One night a nurse was making her rounds in a nursing home. While walking down the hall, she came across an open door. She looked in and saw old Frank sitting up in bed pretending to drive.
She asked "Frank, what are you doing?" He replied "I'm driving to Toronto". The nurse smiled at him and carried on making her rounds.
The next night as she walked past Frank's room she saw the same thing. Again she asked "Frank, what are you doing?" He replied "I'm driving to Toronto. It"s a two day trip, you know!" The nurse smiled at him and carried on making her rounds.
Five minutes later she came across another open door and looked in. She saw Bob pretending to have sex with someone. She asked "Bob, what are you doing?" Bob replied "I'm having sex with Frank's wife. He's gone to Toronto for a couple of days"...​


----------



## Grumpy Ol' Man (Sep 7, 2014)

A woman's husband had been slipping in and out of a coma for several months, yet she had stayed by his bedside every single day. 
One day, when he came to, he motioned for her to come nearer. 
As she sat by him, he whispered, eyes full of tears, "You know what? You have been with me all through the bad times. When I got fired, you were there to support me. When my business failed, you were there. When I got shot, you were by my side. When we lost the house, you stayed right here. When my health started failing, you were still by my side. You know what?" "What dear?" she asked gently, smiling as her heart began to fill with warmth. ”I think you're bad luck."​


----------



## Falcon (Sep 7, 2014)

I'm :lol1:  @ BOTH your jokes.


----------



## Ina (Sep 7, 2014)

Bet she made sure the old fart had life insurance! We are so funny.  :lofl:


----------



## Meanderer (Sep 7, 2014)




----------



## Grumpy Ol' Man (Sep 8, 2014)

The elderly gentleman had been having some unidentified health issues.  So, he and his wife consulted with their family doctor.  After some checking, the doctor said he needed to run some tests.  He told the gentleman he would need a urine sample and a stool sample.  To which his wife spoke up, "George, just leave him your underwear!"


----------



## Grumpy Ol' Man (Sep 8, 2014)

The elderly gentleman was visiting with the doctor at his annual physical.  The doctor asked, "George, are your bladder eliminations and bowel movements regular?"

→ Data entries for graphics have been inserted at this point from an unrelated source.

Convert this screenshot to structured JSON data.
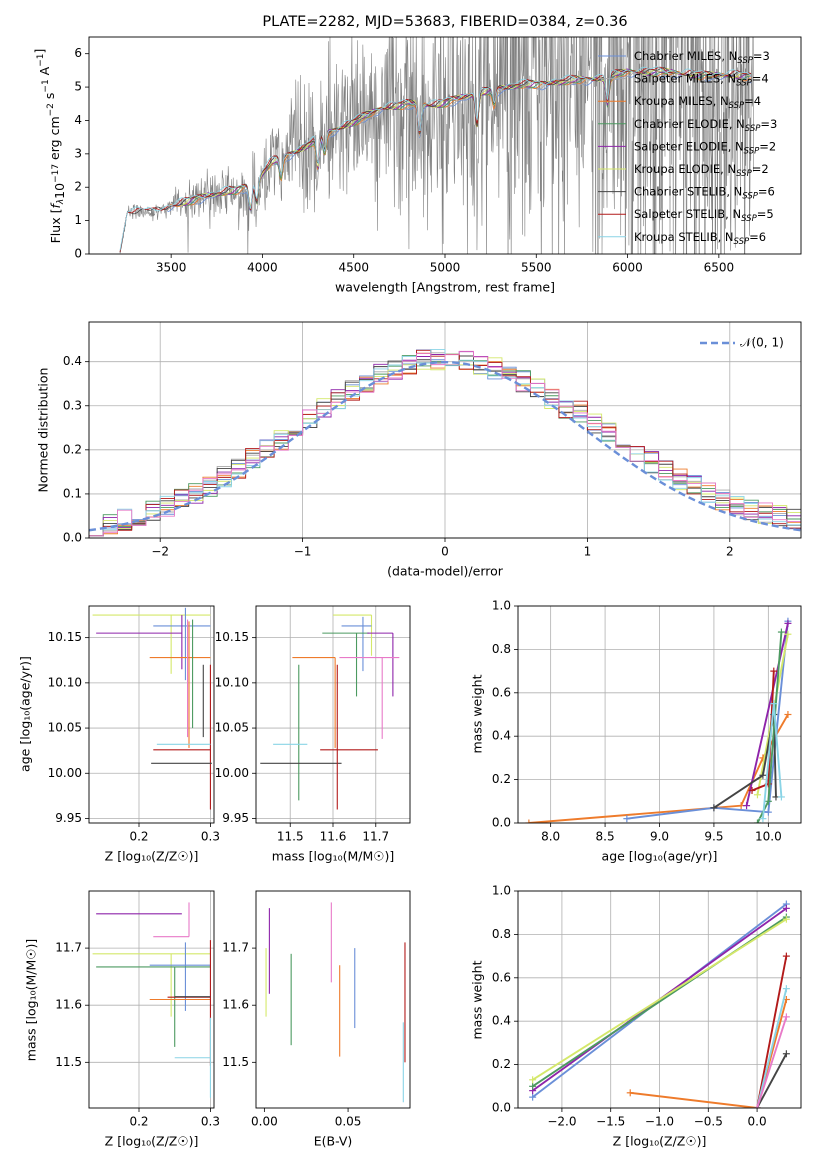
{
  "colors": {
    "Chabrier MILES": "#6a8fd8",
    "Salpeter MILES": "#a8a8a8",
    "Kroupa MILES": "#ee7b2b",
    "Chabrier ELODIE": "#4c9a60",
    "Salpeter ELODIE": "#8e24aa",
    "Kroupa ELODIE": "#d4e86a",
    "Chabrier STELIB": "#444444",
    "Salpeter STELIB": "#b21a1a",
    "Kroupa STELIB": "#8ad4e6",
    "extra_pink": "#e87ac8",
    "observed": "#808080",
    "gaussian": "#6a8fd8"
  },
  "chart_data": [
    {
      "id": "spectrum",
      "type": "line",
      "title": "PLATE=2282, MJD=53683, FIBERID=0384, z=0.36",
      "xlabel": "wavelength [Angstrom, rest frame]",
      "ylabel": "Flux [f_λ10^-17 erg cm^-2 s^-1 A^-1]",
      "xlim": [
        3050,
        6950
      ],
      "ylim": [
        0,
        6.5
      ],
      "xticks": [
        3500,
        4000,
        4500,
        5000,
        5500,
        6000,
        6500
      ],
      "yticks": [
        0,
        1,
        2,
        3,
        4,
        5,
        6
      ],
      "grid": false,
      "legend_position": "upper right",
      "legend": [
        {
          "label": "Chabrier MILES, N",
          "sub": "SSP",
          "suffix": "=3"
        },
        {
          "label": "Salpeter MILES, N",
          "sub": "SSP",
          "suffix": "=4"
        },
        {
          "label": "Kroupa MILES, N",
          "sub": "SSP",
          "suffix": "=4"
        },
        {
          "label": "Chabrier ELODIE, N",
          "sub": "SSP",
          "suffix": "=3"
        },
        {
          "label": "Salpeter ELODIE, N",
          "sub": "SSP",
          "suffix": "=2"
        },
        {
          "label": "Kroupa ELODIE, N",
          "sub": "SSP",
          "suffix": "=2"
        },
        {
          "label": "Chabrier STELIB, N",
          "sub": "SSP",
          "suffix": "=6"
        },
        {
          "label": "Salpeter STELIB, N",
          "sub": "SSP",
          "suffix": "=5"
        },
        {
          "label": "Kroupa STELIB, N",
          "sub": "SSP",
          "suffix": "=6"
        }
      ],
      "continuum": [
        [
          3220,
          0.05
        ],
        [
          3260,
          1.25
        ],
        [
          3400,
          1.25
        ],
        [
          3550,
          1.5
        ],
        [
          3700,
          1.75
        ],
        [
          3850,
          1.9
        ],
        [
          3950,
          2.1
        ],
        [
          4050,
          2.75
        ],
        [
          4200,
          3.1
        ],
        [
          4350,
          3.6
        ],
        [
          4500,
          3.95
        ],
        [
          4650,
          4.35
        ],
        [
          4800,
          4.5
        ],
        [
          4950,
          4.45
        ],
        [
          5100,
          4.7
        ],
        [
          5250,
          4.9
        ],
        [
          5400,
          5.05
        ],
        [
          5550,
          5.1
        ],
        [
          5700,
          5.2
        ],
        [
          5850,
          5.25
        ],
        [
          6000,
          5.45
        ],
        [
          6200,
          5.45
        ],
        [
          6400,
          5.35
        ],
        [
          6600,
          5.35
        ],
        [
          6680,
          5.3
        ]
      ]
    },
    {
      "id": "residuals",
      "type": "step",
      "xlabel": "(data-model)/error",
      "ylabel": "Normed distribution",
      "xlim": [
        -2.5,
        2.5
      ],
      "ylim": [
        0,
        0.49
      ],
      "xticks": [
        -2,
        -1,
        0,
        1,
        2
      ],
      "yticks": [
        0.0,
        0.1,
        0.2,
        0.3,
        0.4
      ],
      "grid": true,
      "legend_position": "upper right",
      "legend_label": "𝒩(0, 1)",
      "bin_width": 0.1
    },
    {
      "id": "age_vs_Z",
      "type": "errorbar",
      "xlabel": "Z [log₁₀(Z/Z☉)]",
      "ylabel": "age  [log₁₀(age/yr)]",
      "xlim": [
        0.13,
        0.305
      ],
      "ylim": [
        9.945,
        10.185
      ],
      "xticks": [
        0.2,
        0.3
      ],
      "yticks": [
        9.95,
        10.0,
        10.05,
        10.1,
        10.15
      ],
      "grid": true,
      "points": [
        {
          "c": "Kroupa ELODIE",
          "x": 0.245,
          "xerr": [
            0.11,
            0.055
          ],
          "y": 10.175,
          "yerr": [
            0.065,
            0.0
          ]
        },
        {
          "c": "Chabrier MILES",
          "x": 0.265,
          "xerr": [
            0.045,
            0.035
          ],
          "y": 10.163,
          "yerr": [
            0.06,
            0.02
          ]
        },
        {
          "c": "Salpeter ELODIE",
          "x": 0.26,
          "xerr": [
            0.12,
            0.0
          ],
          "y": 10.155,
          "yerr": [
            0.04,
            0.02
          ]
        },
        {
          "c": "Kroupa MILES",
          "x": 0.27,
          "xerr": [
            0.055,
            0.03
          ],
          "y": 10.128,
          "yerr": [
            0.1,
            0.04
          ]
        },
        {
          "c": "extra_pink",
          "x": 0.268,
          "xerr": [
            0.0,
            0.0
          ],
          "y": 10.14,
          "yerr": [
            0.1,
            0.03
          ]
        },
        {
          "c": "Chabrier ELODIE",
          "x": 0.275,
          "xerr": [
            0.0,
            0.0
          ],
          "y": 10.12,
          "yerr": [
            0.07,
            0.05
          ]
        },
        {
          "c": "Salpeter STELIB",
          "x": 0.3,
          "xerr": [
            0.0,
            0.0
          ],
          "y": 10.02,
          "yerr": [
            0.06,
            0.1
          ]
        },
        {
          "c": "Kroupa STELIB",
          "x": 0.27,
          "xerr": [
            0.045,
            0.03
          ],
          "y": 10.032,
          "yerr": [
            0.0,
            0.0
          ]
        },
        {
          "c": "Salpeter STELIB",
          "x": 0.265,
          "xerr": [
            0.045,
            0.035
          ],
          "y": 10.026,
          "yerr": [
            0.0,
            0.0
          ]
        },
        {
          "c": "Chabrier STELIB",
          "x": 0.262,
          "xerr": [
            0.045,
            0.04
          ],
          "y": 10.011,
          "yerr": [
            0.0,
            0.0
          ]
        },
        {
          "c": "Chabrier STELIB",
          "x": 0.29,
          "xerr": [
            0.0,
            0.0
          ],
          "y": 10.08,
          "yerr": [
            0.04,
            0.04
          ]
        }
      ]
    },
    {
      "id": "age_vs_mass",
      "type": "errorbar",
      "xlabel": "mass [log₁₀(M/M☉)]",
      "xlim": [
        11.42,
        11.78
      ],
      "ylim": [
        9.945,
        10.185
      ],
      "xticks": [
        11.5,
        11.6,
        11.7
      ],
      "yticks": [
        9.95,
        10.0,
        10.05,
        10.1,
        10.15
      ],
      "grid": true,
      "points": [
        {
          "c": "Kroupa ELODIE",
          "x": 11.69,
          "xerr": [
            0.09,
            0.0
          ],
          "y": 10.175,
          "yerr": [
            0.045,
            0.0
          ]
        },
        {
          "c": "Chabrier MILES",
          "x": 11.67,
          "xerr": [
            0.05,
            0.02
          ],
          "y": 10.163,
          "yerr": [
            0.05,
            0.01
          ]
        },
        {
          "c": "Chabrier ELODIE",
          "x": 11.655,
          "xerr": [
            0.08,
            0.03
          ],
          "y": 10.155,
          "yerr": [
            0.07,
            0.0
          ]
        },
        {
          "c": "Salpeter ELODIE",
          "x": 11.74,
          "xerr": [
            0.06,
            0.0
          ],
          "y": 10.155,
          "yerr": [
            0.07,
            0.0
          ]
        },
        {
          "c": "extra_pink",
          "x": 11.715,
          "xerr": [
            0.1,
            0.04
          ],
          "y": 10.128,
          "yerr": [
            0.09,
            0.0
          ]
        },
        {
          "c": "Kroupa MILES",
          "x": 11.605,
          "xerr": [
            0.1,
            0.0
          ],
          "y": 10.128,
          "yerr": [
            0.1,
            0.0
          ]
        },
        {
          "c": "Chabrier ELODIE",
          "x": 11.52,
          "xerr": [
            0.0,
            0.0
          ],
          "y": 10.05,
          "yerr": [
            0.08,
            0.07
          ]
        },
        {
          "c": "Kroupa STELIB",
          "x": 11.5,
          "xerr": [
            0.04,
            0.04
          ],
          "y": 10.032,
          "yerr": [
            0.0,
            0.0
          ]
        },
        {
          "c": "Salpeter STELIB",
          "x": 11.615,
          "xerr": [
            0.045,
            0.09
          ],
          "y": 10.026,
          "yerr": [
            0.0,
            0.0
          ]
        },
        {
          "c": "Chabrier STELIB",
          "x": 11.52,
          "xerr": [
            0.09,
            0.1
          ],
          "y": 10.011,
          "yerr": [
            0.0,
            0.0
          ]
        },
        {
          "c": "Salpeter STELIB",
          "x": 11.61,
          "xerr": [
            0.0,
            0.0
          ],
          "y": 10.04,
          "yerr": [
            0.08,
            0.08
          ]
        }
      ]
    },
    {
      "id": "weight_vs_age",
      "type": "line",
      "xlabel": "age  [log₁₀(age/yr)]",
      "ylabel": "mass weight",
      "xlim": [
        7.7,
        10.3
      ],
      "ylim": [
        0,
        1
      ],
      "xticks": [
        8.0,
        8.5,
        9.0,
        9.5,
        10.0
      ],
      "yticks": [
        0.0,
        0.2,
        0.4,
        0.6,
        0.8,
        1.0
      ],
      "grid": true,
      "series": [
        {
          "c": "Kroupa MILES",
          "x": [
            7.8,
            9.75,
            9.95,
            10.18
          ],
          "y": [
            0.0,
            0.08,
            0.3,
            0.5
          ]
        },
        {
          "c": "Chabrier MILES",
          "x": [
            8.7,
            9.5,
            10.0,
            10.18
          ],
          "y": [
            0.02,
            0.07,
            0.05,
            0.93
          ]
        },
        {
          "c": "Salpeter ELODIE",
          "x": [
            9.8,
            10.18
          ],
          "y": [
            0.08,
            0.92
          ]
        },
        {
          "c": "Kroupa ELODIE",
          "x": [
            9.9,
            10.18
          ],
          "y": [
            0.13,
            0.87
          ]
        },
        {
          "c": "Salpeter STELIB",
          "x": [
            9.85,
            10.0,
            10.05
          ],
          "y": [
            0.15,
            0.18,
            0.7
          ]
        },
        {
          "c": "Chabrier STELIB",
          "x": [
            9.5,
            9.95,
            10.05,
            10.07
          ],
          "y": [
            0.07,
            0.22,
            0.5,
            0.12
          ]
        },
        {
          "c": "Chabrier ELODIE",
          "x": [
            9.9,
            10.0,
            10.12
          ],
          "y": [
            0.0,
            0.1,
            0.88
          ]
        },
        {
          "c": "Kroupa STELIB",
          "x": [
            9.95,
            10.05,
            10.12
          ],
          "y": [
            0.02,
            0.55,
            0.12
          ]
        }
      ]
    },
    {
      "id": "mass_vs_Z",
      "type": "errorbar",
      "xlabel": "Z [log₁₀(Z/Z☉)]",
      "ylabel": "mass [log₁₀(M/M☉)]",
      "xlim": [
        0.13,
        0.305
      ],
      "ylim": [
        11.42,
        11.8
      ],
      "xticks": [
        0.2,
        0.3
      ],
      "yticks": [
        11.5,
        11.6,
        11.7
      ],
      "grid": true,
      "points": [
        {
          "c": "Salpeter ELODIE",
          "x": 0.26,
          "xerr": [
            0.12,
            0.0
          ],
          "y": 11.76,
          "yerr": [
            0.0,
            0.0
          ]
        },
        {
          "c": "extra_pink",
          "x": 0.27,
          "xerr": [
            0.05,
            0.0
          ],
          "y": 11.72,
          "yerr": [
            0.0,
            0.06
          ]
        },
        {
          "c": "Kroupa ELODIE",
          "x": 0.245,
          "xerr": [
            0.11,
            0.055
          ],
          "y": 11.69,
          "yerr": [
            0.11,
            0.0
          ]
        },
        {
          "c": "Chabrier MILES",
          "x": 0.265,
          "xerr": [
            0.05,
            0.035
          ],
          "y": 11.67,
          "yerr": [
            0.08,
            0.04
          ]
        },
        {
          "c": "Chabrier ELODIE",
          "x": 0.25,
          "xerr": [
            0.11,
            0.05
          ],
          "y": 11.667,
          "yerr": [
            0.14,
            0.0
          ]
        },
        {
          "c": "Kroupa MILES",
          "x": 0.26,
          "xerr": [
            0.045,
            0.04
          ],
          "y": 11.61,
          "yerr": [
            0.0,
            0.0
          ]
        },
        {
          "c": "Salpeter STELIB",
          "x": 0.3,
          "xerr": [
            0.06,
            0.0
          ],
          "y": 11.614,
          "yerr": [
            0.12,
            0.1
          ]
        },
        {
          "c": "Chabrier STELIB",
          "x": 0.3,
          "xerr": [
            0.05,
            0.0
          ],
          "y": 11.615,
          "yerr": [
            0.0,
            0.0
          ]
        },
        {
          "c": "Kroupa STELIB",
          "x": 0.3,
          "xerr": [
            0.05,
            0.0
          ],
          "y": 11.508,
          "yerr": [
            0.07,
            0.07
          ]
        },
        {
          "c": "Chabrier MILES",
          "x": 0.3,
          "xerr": [
            0.0,
            0.0
          ],
          "y": 11.505,
          "yerr": [
            0.0,
            0.0
          ]
        }
      ]
    },
    {
      "id": "mass_vs_ebv",
      "type": "errorbar",
      "xlabel": "E(B-V)",
      "xlim": [
        -0.005,
        0.087
      ],
      "ylim": [
        11.42,
        11.8
      ],
      "xticks": [
        0.0,
        0.05
      ],
      "yticks": [
        11.5,
        11.6,
        11.7
      ],
      "grid": false,
      "points": [
        {
          "c": "Salpeter ELODIE",
          "x": 0.003,
          "xerr": [
            0.0,
            0.0
          ],
          "y": 11.7,
          "yerr": [
            0.08,
            0.07
          ]
        },
        {
          "c": "Kroupa ELODIE",
          "x": 0.001,
          "xerr": [
            0.0,
            0.0
          ],
          "y": 11.64,
          "yerr": [
            0.06,
            0.06
          ]
        },
        {
          "c": "Chabrier ELODIE",
          "x": 0.016,
          "xerr": [
            0.0,
            0.0
          ],
          "y": 11.61,
          "yerr": [
            0.08,
            0.08
          ]
        },
        {
          "c": "extra_pink",
          "x": 0.04,
          "xerr": [
            0.0,
            0.0
          ],
          "y": 11.7,
          "yerr": [
            0.06,
            0.08
          ]
        },
        {
          "c": "Kroupa MILES",
          "x": 0.045,
          "xerr": [
            0.0,
            0.0
          ],
          "y": 11.59,
          "yerr": [
            0.08,
            0.08
          ]
        },
        {
          "c": "Chabrier MILES",
          "x": 0.054,
          "xerr": [
            0.0,
            0.0
          ],
          "y": 11.63,
          "yerr": [
            0.07,
            0.07
          ]
        },
        {
          "c": "Salpeter STELIB",
          "x": 0.084,
          "xerr": [
            0.0,
            0.0
          ],
          "y": 11.62,
          "yerr": [
            0.12,
            0.09
          ]
        },
        {
          "c": "Kroupa STELIB",
          "x": 0.083,
          "xerr": [
            0.0,
            0.0
          ],
          "y": 11.5,
          "yerr": [
            0.07,
            0.07
          ]
        }
      ]
    },
    {
      "id": "weight_vs_Z",
      "type": "line",
      "xlabel": "Z [log₁₀(Z/Z☉)]",
      "ylabel": "mass weight",
      "xlim": [
        -2.45,
        0.45
      ],
      "ylim": [
        0,
        1
      ],
      "xticks": [
        -2.0,
        -1.5,
        -1.0,
        -0.5,
        0.0
      ],
      "yticks": [
        0.0,
        0.2,
        0.4,
        0.6,
        0.8,
        1.0
      ],
      "grid": true,
      "series": [
        {
          "c": "Chabrier MILES",
          "x": [
            -2.3,
            0.3
          ],
          "y": [
            0.05,
            0.94
          ]
        },
        {
          "c": "Salpeter ELODIE",
          "x": [
            -2.3,
            0.3
          ],
          "y": [
            0.08,
            0.92
          ]
        },
        {
          "c": "Chabrier ELODIE",
          "x": [
            -2.3,
            0.3
          ],
          "y": [
            0.1,
            0.88
          ]
        },
        {
          "c": "Kroupa ELODIE",
          "x": [
            -2.3,
            0.3
          ],
          "y": [
            0.13,
            0.87
          ]
        },
        {
          "c": "Kroupa MILES",
          "x": [
            -1.3,
            0.0,
            0.3
          ],
          "y": [
            0.07,
            0.0,
            0.5
          ]
        },
        {
          "c": "Salpeter STELIB",
          "x": [
            0.0,
            0.3
          ],
          "y": [
            0.0,
            0.7
          ]
        },
        {
          "c": "Chabrier STELIB",
          "x": [
            0.0,
            0.3
          ],
          "y": [
            0.0,
            0.25
          ]
        },
        {
          "c": "Kroupa STELIB",
          "x": [
            0.0,
            0.3
          ],
          "y": [
            0.0,
            0.55
          ]
        },
        {
          "c": "extra_pink",
          "x": [
            0.0,
            0.3
          ],
          "y": [
            0.0,
            0.42
          ]
        }
      ]
    }
  ]
}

"Doc, regular as clockwork!  My bladder empties at exactly 5 a.m. every morning.  My bowels empty at exactly 5:30 every morning."  

"George, that's awesome!"

"No it's not, Doc!  I don't wake up until 6:00!!!"


----------



## Meanderer (Sep 8, 2014)




----------



## Shirley (Sep 8, 2014)

:lol1:


----------



## Grumpy Ol' Man (Sep 9, 2014)

Little known fact.  The largest consumer of ED drugs, ******, etc. is the nursing home industry.  It's the easiest way to keep the old gents from rolling out of bed!!!


----------



## Grumpy Ol' Man (Sep 9, 2014)

The lady was standing in front of the mirror, naked, crying her eyes out.  Her husband inquired as to what was the problem.  "My body is so old.  Everything droops.  Everything's wrinkled.  My hips are to wide.  All my joints ache.  Nothing works right anymore!"  To which he replied... "Cheer up, Honey!  Your eyesight is just fine!"


----------